PUPIL: Oh, then there were two Gods: one was the father of the other.
TEACHER: No, they always said there’s just one God.
PUPIL: Then, how . . . ?
TEACHER: I don’t know. I’m just telling you what they said.
PUPIL: What else did they say?
TEACHER: They said that after he died, his body was laid in a tomb on a Friday afternoon, but then on Sunday morning he came back to life.
PUPIL: So he wasn’t really dead, then?
TEACHER: No, he was really dead. But then he came back to life.
PUPIL: What part of “dead” do you not understand?
TEACHER: I’m just telling you what they said. Besides, there are lots of stories in which the dead come back to life.
PUPIL: Uh, yeah, like Zombie stories. Do you mean Yeshua was undead?
TEACHER: Don’t say that! Have some respect!
PUPIL: I’m just trying to understand what the story is saying.
TEACHER: And I’m trying to tell you. A lot of different stories started being told about Yeshua.
In some of those stories, they say Yeshua died to take your sins away.
PUPIL: My sins? That’s awfully nice of him, but how does one person dying take away sins of another person? Also: I wasn’t born yet, so I didn’t have any sins back then. Oh! And didn’t you say that he died and then came back to life two days later? Does that mean that my sins come back in two days?
TEACHER: You ask a lot of questions.
PUPIL: Is that OK?
TEACHER: Yes, my dear.
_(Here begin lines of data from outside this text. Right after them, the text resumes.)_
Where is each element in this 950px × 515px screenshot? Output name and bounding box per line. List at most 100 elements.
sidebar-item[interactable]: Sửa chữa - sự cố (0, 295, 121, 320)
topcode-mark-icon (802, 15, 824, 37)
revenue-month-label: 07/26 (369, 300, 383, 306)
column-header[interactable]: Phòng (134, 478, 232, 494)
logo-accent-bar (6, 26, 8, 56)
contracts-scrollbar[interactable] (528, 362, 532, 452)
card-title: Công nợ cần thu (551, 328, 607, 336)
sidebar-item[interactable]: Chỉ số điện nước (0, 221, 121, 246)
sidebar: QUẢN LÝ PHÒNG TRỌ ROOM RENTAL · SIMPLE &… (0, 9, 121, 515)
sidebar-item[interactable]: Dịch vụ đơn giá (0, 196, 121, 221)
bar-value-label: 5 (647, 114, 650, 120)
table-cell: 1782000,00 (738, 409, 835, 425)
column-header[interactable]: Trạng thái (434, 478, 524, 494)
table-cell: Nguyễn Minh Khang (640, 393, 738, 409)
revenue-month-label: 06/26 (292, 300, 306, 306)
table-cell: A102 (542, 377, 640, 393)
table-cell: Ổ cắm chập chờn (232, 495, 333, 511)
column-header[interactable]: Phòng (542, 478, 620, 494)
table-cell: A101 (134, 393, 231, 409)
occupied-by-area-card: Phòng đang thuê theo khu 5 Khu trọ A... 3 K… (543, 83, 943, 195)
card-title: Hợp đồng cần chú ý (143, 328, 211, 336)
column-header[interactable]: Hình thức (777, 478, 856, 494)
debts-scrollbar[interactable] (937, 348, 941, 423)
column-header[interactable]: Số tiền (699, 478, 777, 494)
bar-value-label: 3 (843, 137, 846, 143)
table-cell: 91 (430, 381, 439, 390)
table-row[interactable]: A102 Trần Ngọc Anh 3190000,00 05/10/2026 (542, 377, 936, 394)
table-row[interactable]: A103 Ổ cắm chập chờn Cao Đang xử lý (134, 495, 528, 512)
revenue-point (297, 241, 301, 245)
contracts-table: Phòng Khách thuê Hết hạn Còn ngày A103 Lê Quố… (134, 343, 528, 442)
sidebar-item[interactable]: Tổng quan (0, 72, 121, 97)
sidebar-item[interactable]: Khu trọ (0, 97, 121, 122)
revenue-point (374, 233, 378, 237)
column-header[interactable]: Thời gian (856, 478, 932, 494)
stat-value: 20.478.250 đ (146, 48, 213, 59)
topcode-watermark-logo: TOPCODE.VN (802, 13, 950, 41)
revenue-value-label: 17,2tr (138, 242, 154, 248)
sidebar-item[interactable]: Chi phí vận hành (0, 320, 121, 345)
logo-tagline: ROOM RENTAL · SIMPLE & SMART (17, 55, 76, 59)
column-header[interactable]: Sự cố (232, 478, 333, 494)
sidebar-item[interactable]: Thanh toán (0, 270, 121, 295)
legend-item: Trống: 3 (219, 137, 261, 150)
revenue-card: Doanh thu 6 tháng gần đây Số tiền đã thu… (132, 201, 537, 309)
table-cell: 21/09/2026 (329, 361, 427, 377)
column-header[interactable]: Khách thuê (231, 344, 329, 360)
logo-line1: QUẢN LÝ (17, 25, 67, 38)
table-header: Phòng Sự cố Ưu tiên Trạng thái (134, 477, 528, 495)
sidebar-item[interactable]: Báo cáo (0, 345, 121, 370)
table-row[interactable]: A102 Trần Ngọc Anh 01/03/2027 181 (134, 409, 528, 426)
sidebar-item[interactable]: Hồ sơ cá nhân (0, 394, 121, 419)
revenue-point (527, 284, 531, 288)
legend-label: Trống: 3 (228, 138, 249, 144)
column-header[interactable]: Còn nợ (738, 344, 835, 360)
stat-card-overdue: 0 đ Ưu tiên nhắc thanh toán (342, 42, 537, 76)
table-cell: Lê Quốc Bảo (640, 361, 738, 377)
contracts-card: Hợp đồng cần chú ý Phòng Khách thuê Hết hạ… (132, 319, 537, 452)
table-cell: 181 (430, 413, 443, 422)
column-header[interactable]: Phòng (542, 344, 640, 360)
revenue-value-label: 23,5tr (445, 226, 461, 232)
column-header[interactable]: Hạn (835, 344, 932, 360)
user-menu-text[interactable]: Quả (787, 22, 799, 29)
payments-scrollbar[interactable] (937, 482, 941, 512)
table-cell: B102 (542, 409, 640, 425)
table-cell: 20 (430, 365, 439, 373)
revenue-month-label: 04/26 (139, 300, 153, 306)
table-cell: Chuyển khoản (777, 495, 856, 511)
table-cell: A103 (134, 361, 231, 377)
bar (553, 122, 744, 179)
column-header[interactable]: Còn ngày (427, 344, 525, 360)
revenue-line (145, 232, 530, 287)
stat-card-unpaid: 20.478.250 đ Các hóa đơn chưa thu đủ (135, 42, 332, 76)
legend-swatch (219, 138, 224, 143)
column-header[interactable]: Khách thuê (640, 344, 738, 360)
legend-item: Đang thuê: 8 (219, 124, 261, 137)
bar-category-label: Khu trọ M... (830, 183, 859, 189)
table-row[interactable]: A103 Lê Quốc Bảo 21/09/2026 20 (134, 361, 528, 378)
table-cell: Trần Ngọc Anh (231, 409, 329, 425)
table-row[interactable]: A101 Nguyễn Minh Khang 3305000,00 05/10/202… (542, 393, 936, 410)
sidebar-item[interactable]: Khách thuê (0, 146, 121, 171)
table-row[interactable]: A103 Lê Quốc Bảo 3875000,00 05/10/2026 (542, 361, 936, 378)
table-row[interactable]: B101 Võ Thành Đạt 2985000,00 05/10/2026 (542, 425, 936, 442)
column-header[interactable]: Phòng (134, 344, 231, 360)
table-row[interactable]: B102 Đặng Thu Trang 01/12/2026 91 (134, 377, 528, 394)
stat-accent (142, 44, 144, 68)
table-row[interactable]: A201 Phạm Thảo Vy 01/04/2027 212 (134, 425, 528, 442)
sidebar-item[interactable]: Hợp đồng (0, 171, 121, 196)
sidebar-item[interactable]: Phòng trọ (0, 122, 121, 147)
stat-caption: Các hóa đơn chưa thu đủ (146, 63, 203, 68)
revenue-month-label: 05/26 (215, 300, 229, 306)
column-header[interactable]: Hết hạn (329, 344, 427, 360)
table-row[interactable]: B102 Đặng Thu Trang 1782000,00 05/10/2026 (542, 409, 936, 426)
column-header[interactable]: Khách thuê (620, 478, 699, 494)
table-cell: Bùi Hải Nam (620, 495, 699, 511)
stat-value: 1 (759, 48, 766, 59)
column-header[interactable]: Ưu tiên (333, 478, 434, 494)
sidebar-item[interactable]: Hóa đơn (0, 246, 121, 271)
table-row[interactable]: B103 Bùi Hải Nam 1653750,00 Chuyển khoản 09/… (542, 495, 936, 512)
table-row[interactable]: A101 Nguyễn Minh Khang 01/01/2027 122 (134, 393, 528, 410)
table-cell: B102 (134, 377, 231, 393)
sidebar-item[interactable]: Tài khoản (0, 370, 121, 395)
It’s wonderful.
Over the last 2000 years, a lot of different ways of telling the Yeshua story have come along. Some of those stories are all about how he was born and what happened after he died. The things he did in between don’t matter so much.
There are also people who consider themselves followers of Yeshua – Christians -- who pay no attention to anything supposedly special about Yeshua’s birth or his death, or after death. For them, the only Yeshua story is the story of what Yeshua did, how he lived, and what he taught. They also call themselves Christian because they try to live as Yeshua taught. They try to live as though God, or love, lives within us and among us, and the better we know that, the better we can love.